In the context of mythology, the ancient gods, in their most surprising manifestations, often resorted to the garden, making this space, itself populated by divinities, an eminently sacred perimeter. Ovid's Metamorphoses provides numerous accounts of this, such as that of Vertumne, god of gardens and orchards, who was able to perform surprising transformations on himself, like the one which, under the guise of an old woman, enabled him to approach the nymph Pomona, the chaste fruit divinity firmly attached to her garden. The artists' hand seizes upon this universe, familiar to the cultural climate of the Renaissance, to the point of inventing sumptuous gardens where, as in the case of the novel of Love and the Beautiful Psyche converted into tapestries for King François I, the ancient sources breathed no word of it.


Throughout the narrative, biblical sources mention numerous gardens, such as the one where Susanna bathing is observed by two old men in the Book of Daniel. But three gardens occupy a fundamental place. In the Book of Genesis, before the Fall, there was a garden: Eden, the memory of which has not disappeared. Paradise, in Persian and then in Greek, refers to a park, a garden, enclosed by definition, to keep wild animals. And the word garden, of Germanic origin, is based on the same root as the verb "to keep".

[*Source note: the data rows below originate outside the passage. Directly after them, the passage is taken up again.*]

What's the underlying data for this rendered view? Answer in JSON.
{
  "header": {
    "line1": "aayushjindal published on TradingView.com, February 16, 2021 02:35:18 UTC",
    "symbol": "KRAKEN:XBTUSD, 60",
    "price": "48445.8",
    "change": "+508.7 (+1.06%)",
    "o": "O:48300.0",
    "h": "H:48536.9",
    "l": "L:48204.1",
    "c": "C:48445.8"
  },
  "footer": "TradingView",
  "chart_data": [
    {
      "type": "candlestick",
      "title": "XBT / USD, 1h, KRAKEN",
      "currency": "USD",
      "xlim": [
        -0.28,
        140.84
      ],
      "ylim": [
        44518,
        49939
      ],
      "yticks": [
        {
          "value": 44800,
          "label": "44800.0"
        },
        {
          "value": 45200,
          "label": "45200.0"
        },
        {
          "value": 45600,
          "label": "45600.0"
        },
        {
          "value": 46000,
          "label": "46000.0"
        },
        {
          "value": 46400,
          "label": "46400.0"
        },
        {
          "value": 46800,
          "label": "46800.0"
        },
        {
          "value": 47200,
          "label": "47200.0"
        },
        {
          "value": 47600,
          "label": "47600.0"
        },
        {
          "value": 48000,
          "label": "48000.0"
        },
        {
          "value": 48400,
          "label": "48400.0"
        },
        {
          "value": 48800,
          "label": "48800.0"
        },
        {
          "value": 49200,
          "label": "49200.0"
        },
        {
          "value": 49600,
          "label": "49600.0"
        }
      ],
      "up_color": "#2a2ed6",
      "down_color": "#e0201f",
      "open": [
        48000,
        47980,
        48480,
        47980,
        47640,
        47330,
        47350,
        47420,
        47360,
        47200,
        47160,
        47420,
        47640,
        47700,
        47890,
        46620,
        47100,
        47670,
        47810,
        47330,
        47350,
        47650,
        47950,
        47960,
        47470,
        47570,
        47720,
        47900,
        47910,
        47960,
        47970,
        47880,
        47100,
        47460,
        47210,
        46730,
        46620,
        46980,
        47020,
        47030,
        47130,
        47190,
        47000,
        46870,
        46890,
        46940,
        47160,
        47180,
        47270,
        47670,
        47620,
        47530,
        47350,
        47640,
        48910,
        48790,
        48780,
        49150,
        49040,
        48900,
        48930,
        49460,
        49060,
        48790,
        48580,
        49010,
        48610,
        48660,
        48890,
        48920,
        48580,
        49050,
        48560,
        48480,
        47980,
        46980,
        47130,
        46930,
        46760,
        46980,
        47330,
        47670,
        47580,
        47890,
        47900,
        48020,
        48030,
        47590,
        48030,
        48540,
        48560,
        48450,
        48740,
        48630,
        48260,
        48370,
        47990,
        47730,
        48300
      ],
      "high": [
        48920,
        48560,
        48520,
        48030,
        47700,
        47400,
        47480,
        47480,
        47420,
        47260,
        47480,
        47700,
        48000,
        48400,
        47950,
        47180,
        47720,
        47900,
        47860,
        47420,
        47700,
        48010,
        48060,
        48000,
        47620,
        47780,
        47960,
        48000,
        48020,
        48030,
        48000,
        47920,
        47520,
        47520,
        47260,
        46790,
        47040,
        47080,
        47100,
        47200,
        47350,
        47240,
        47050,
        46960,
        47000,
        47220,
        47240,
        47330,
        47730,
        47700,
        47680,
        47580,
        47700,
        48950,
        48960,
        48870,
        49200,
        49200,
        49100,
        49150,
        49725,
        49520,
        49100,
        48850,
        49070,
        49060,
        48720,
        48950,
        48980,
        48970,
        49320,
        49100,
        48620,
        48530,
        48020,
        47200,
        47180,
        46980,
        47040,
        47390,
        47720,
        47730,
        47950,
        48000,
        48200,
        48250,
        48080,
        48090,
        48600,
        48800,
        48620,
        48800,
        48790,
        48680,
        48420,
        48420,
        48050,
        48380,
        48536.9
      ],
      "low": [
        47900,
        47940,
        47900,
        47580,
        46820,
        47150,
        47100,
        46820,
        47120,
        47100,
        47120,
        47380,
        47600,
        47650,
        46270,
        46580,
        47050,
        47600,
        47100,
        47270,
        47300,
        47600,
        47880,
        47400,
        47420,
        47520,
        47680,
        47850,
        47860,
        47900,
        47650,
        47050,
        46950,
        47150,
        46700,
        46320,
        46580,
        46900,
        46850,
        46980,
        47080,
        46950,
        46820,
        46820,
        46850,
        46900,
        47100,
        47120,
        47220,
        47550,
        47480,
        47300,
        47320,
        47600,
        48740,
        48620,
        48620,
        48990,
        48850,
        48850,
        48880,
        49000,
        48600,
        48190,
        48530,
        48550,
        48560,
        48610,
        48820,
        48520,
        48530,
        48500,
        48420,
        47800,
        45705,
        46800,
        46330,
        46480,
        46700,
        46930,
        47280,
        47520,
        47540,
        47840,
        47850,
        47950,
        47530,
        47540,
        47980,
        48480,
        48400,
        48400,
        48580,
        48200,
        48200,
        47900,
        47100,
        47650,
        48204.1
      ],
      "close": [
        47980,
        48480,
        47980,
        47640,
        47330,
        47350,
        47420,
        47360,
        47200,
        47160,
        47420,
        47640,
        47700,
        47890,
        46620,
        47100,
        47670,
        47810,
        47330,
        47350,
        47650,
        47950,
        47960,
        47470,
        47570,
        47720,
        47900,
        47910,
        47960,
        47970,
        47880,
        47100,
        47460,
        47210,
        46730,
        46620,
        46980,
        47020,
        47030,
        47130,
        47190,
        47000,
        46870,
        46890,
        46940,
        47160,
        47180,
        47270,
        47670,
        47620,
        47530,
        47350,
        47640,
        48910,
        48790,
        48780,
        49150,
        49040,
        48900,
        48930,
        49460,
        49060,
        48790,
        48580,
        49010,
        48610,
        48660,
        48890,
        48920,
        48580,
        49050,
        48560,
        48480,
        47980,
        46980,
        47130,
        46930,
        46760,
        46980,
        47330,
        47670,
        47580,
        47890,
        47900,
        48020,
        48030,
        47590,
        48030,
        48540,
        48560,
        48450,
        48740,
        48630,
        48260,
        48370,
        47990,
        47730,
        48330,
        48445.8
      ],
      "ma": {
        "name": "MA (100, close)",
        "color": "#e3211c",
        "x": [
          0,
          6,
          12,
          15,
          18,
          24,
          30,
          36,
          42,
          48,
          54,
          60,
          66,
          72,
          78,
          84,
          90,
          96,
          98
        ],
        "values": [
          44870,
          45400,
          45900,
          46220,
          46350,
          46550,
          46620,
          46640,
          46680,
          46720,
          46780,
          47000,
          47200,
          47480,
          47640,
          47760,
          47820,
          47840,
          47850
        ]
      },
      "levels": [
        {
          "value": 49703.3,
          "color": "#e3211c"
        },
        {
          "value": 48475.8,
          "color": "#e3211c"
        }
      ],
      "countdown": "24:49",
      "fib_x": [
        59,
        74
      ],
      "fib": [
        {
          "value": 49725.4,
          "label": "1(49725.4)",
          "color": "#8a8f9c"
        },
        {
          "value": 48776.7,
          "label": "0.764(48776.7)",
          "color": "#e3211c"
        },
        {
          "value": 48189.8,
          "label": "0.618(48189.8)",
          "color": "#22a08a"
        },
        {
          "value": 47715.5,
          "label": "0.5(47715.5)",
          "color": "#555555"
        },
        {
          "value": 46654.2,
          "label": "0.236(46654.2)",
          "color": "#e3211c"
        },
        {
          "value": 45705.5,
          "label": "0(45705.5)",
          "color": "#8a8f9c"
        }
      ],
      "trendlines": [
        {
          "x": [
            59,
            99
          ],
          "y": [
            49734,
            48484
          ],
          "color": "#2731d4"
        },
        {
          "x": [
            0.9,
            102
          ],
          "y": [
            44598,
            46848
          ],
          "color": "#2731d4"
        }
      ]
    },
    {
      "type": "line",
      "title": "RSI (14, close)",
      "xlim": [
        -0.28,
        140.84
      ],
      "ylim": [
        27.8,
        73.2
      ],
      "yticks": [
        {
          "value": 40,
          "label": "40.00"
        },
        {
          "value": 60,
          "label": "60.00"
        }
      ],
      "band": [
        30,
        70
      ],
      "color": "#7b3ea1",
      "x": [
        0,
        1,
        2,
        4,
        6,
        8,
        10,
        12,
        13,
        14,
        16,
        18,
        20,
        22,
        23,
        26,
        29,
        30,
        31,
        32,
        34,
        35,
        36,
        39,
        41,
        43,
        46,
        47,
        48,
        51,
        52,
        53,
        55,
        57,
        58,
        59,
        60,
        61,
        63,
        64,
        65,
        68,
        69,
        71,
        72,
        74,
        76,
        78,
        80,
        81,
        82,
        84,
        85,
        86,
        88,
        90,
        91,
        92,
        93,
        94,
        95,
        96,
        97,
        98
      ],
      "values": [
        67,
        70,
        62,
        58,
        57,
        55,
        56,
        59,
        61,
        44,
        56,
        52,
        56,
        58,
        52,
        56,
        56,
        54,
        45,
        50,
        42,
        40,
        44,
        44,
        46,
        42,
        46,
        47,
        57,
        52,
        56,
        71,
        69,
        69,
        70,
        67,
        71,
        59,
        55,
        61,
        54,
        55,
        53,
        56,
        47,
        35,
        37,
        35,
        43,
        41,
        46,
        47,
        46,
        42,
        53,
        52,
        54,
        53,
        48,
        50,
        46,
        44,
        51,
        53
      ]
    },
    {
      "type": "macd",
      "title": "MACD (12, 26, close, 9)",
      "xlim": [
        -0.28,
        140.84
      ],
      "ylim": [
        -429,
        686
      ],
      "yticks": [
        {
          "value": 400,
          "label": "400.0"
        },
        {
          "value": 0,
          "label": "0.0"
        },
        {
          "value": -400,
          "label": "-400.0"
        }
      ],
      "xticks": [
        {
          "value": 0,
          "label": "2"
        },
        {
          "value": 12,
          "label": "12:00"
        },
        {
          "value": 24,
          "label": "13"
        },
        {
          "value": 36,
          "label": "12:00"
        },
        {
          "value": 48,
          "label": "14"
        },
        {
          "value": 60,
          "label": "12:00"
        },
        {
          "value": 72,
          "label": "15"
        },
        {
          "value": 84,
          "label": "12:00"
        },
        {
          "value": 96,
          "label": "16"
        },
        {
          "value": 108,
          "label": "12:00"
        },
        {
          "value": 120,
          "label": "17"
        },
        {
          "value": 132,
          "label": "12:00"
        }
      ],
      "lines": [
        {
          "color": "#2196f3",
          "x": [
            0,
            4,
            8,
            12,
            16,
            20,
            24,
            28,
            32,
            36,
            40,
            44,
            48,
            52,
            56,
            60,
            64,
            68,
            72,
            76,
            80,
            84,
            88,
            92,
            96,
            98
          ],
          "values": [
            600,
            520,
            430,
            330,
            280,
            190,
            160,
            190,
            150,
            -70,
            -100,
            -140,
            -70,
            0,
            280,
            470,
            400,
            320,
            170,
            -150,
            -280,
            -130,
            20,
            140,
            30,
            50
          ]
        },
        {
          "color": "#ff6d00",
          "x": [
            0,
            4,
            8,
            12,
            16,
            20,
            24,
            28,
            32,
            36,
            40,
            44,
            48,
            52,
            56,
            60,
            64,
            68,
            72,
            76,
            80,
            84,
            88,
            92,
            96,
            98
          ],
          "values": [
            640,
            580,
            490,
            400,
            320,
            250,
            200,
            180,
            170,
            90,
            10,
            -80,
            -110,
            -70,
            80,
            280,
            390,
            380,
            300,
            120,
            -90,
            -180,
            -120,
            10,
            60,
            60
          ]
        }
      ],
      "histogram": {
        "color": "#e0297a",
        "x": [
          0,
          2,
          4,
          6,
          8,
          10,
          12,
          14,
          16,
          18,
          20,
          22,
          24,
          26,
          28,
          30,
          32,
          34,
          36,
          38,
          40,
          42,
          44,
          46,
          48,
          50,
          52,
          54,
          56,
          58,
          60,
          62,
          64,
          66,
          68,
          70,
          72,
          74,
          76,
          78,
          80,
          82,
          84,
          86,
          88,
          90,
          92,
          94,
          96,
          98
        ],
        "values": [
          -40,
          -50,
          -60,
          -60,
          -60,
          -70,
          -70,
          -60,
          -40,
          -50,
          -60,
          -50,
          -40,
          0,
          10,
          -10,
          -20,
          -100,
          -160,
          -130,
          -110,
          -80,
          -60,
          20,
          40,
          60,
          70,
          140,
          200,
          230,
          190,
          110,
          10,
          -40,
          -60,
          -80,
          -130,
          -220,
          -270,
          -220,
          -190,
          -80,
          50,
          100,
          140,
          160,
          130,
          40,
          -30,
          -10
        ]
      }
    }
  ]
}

The second of the Bible's great gardens, also hortus conclusus, is that of the Song of Songs, symbol of love and model of the encounter with God. In the earliest commentaries, this mystical place is transformed into a metaphor for the soul. The third of the great biblical gardens, the Mount of Olives, is the setting for the story of the Passion and Redemption. At the Resurrection, Mary Magdalene discovers the empty tomb, and then it's Christ she mistakes for the gardener who reveals himself to her. In Albrecht Dürer's Little Passion on wood, this intimate irruption of eternal life prompted artists to implement appropriate plastic solutions: emphasis on the accessories pointing to the divine gardener and the play of light on certain glimpses prolonging the narrative; brilliance, color and exaltation of certain narrative details in the art of enameling.